Aqueous extract of whole plant stimulated presynaptic cholinergic nerve endings of rat duodenal smooth muscle to produce spasmodic response in isolated duodenum [38]. Aqueous extract also improves insulin-resistance in high-fat diet-induced obese mice [39]. When aqueous extract was given to smokers, it reduced smoking rate [40]. In our study, crude aqueous extract was used that exhibited cytoprotective activity against cisplatin induced cell damage. The phytochemicals responsible for the nephroprotective action is yet to be studied along with mechanism. The cell line studies can’t be directly extrapolated on the effects in whole body system, thus the study must be repeated in suitable animal models or in cancer patients.

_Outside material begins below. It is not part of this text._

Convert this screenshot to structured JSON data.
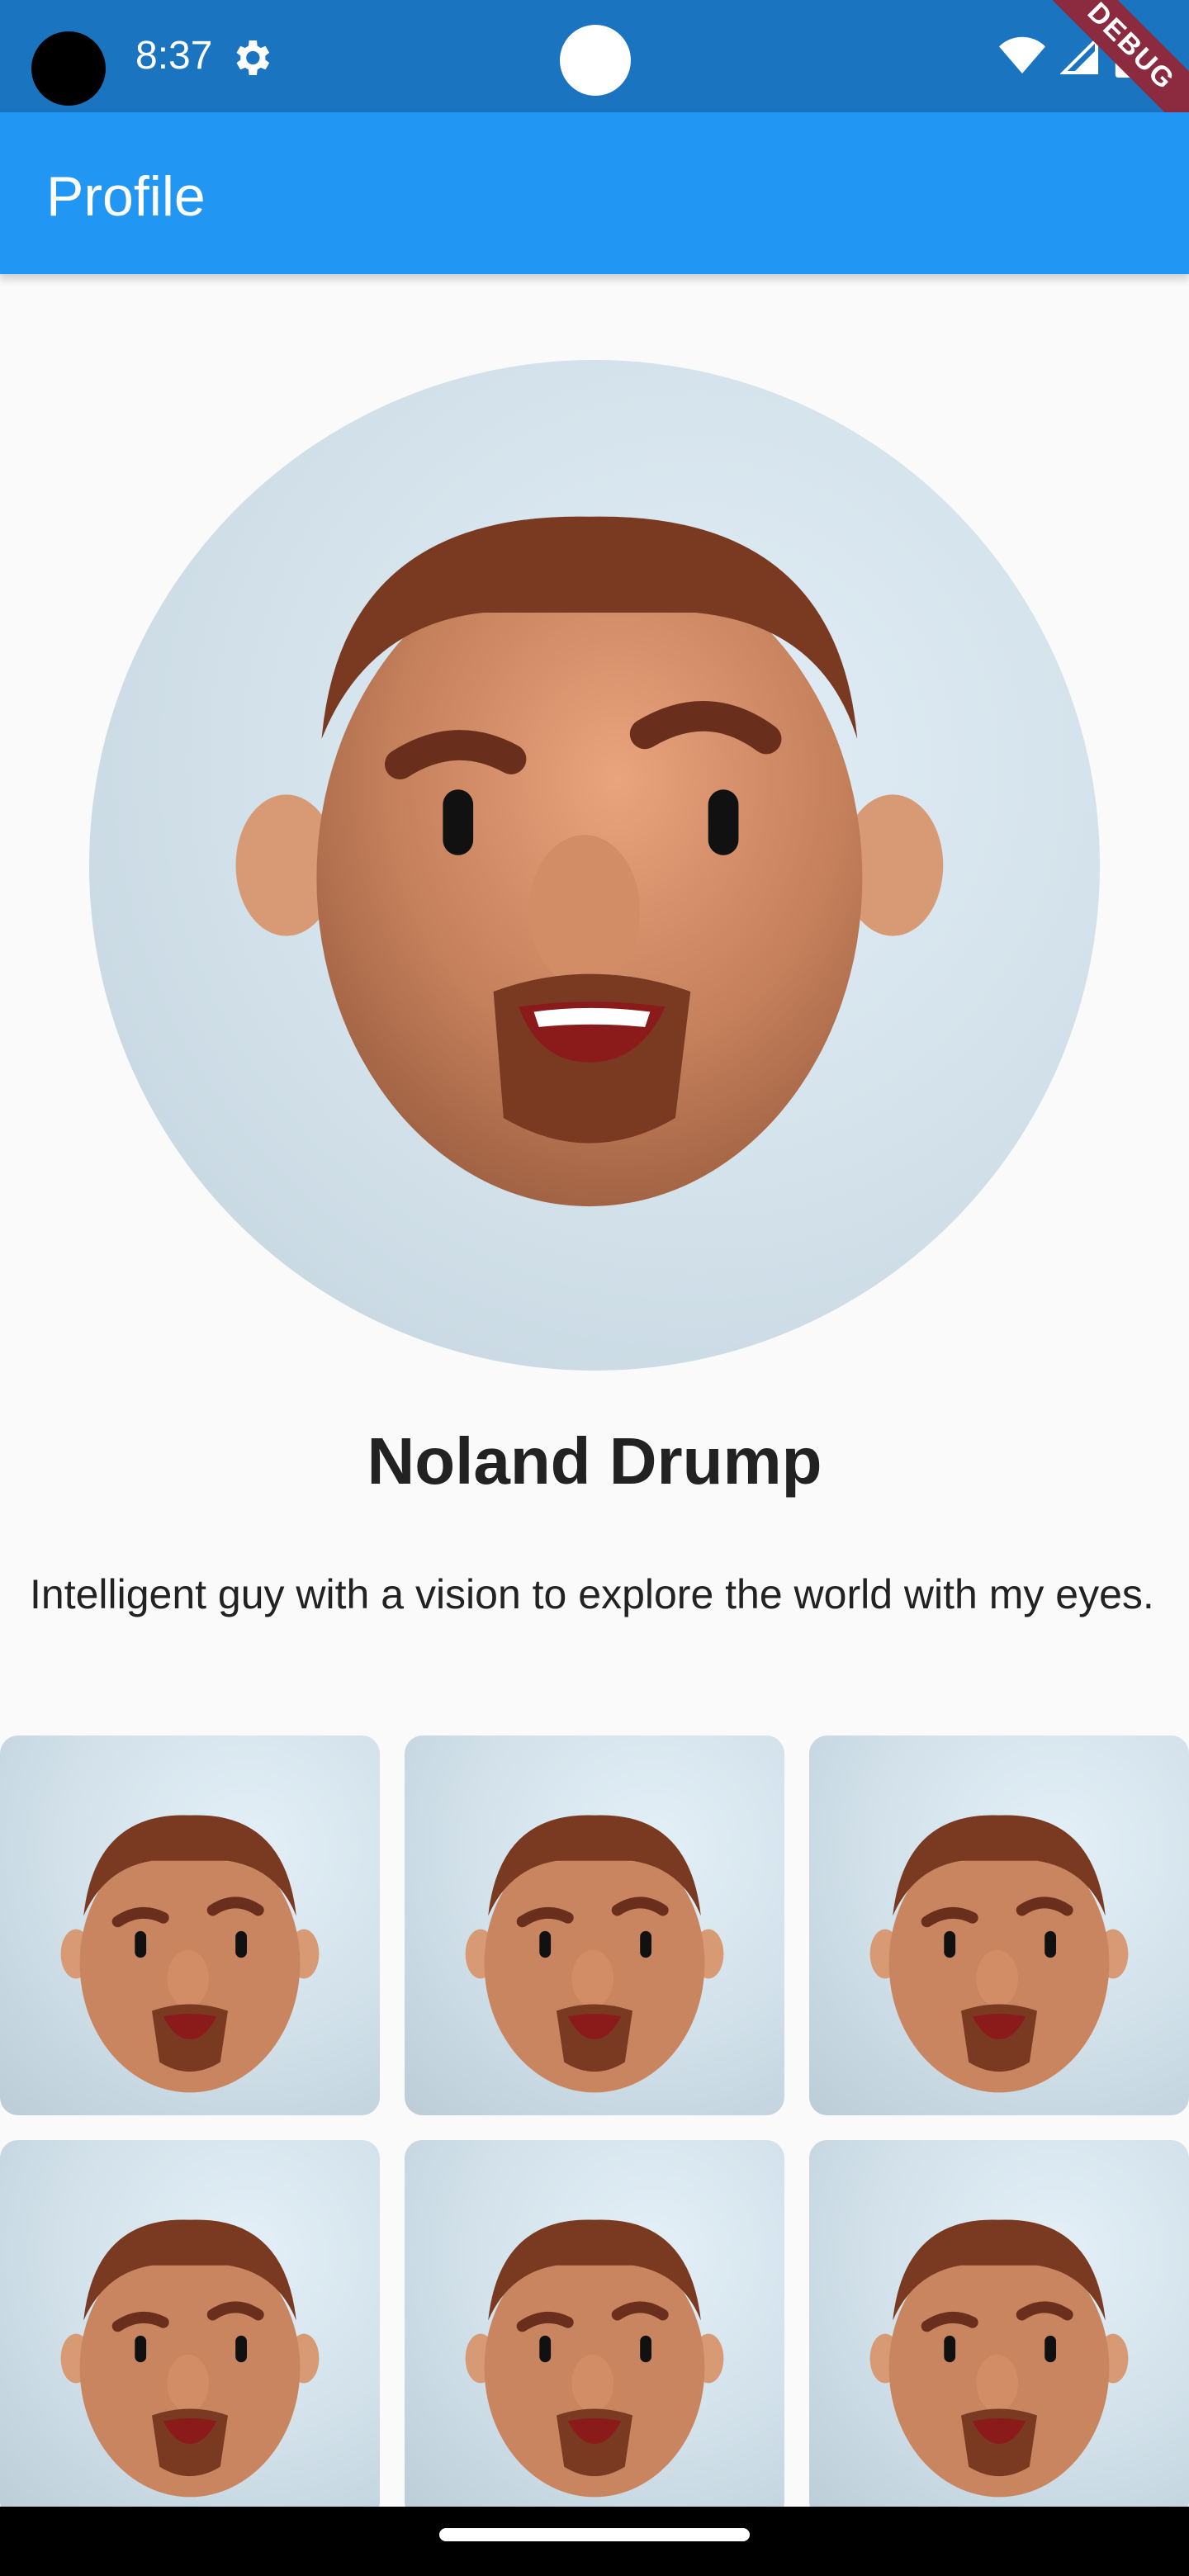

Traditionally, the herbal decoction (kashayam) was prepared by boiling the herb in water, which is used by traditional practitioners. In this study, we prepared the CAE in cold maceration method, in which we did not heat. There may be chemical changes while applying heat during the traditional extraction procedure, which was not followed in this study. This is one of the limitations of the study. The extract taken by hot percolation method could be compared for cytoprotective activity. Further isolation of phytochemicals and their cytoprotective properties to be compared.

Neichitti kashayam (CAE of Vernonia cinerea) and its AF have shown protective activity against cisplatin induced renal cell damage. This study has created the scientific basis for using this herbal decoction (CAE) against metal toxicities by Siddha physicians. The AF has the potential to protect specifically normal renal cells than cancer cells against cisplatin damage and hence it could be the potential candidate for nephroprotective drug discovery. This fraction or the lead compound may be the potent drug to protect kidney among cancer patients who receive cisplatin therapy. However, further study should be carried out to know how this fraction behaves in-vivo, the dose regimen for complete protection, the lead compound, and the molecular mechanism of cytoprotective action against cisplatin induced renal toxicity.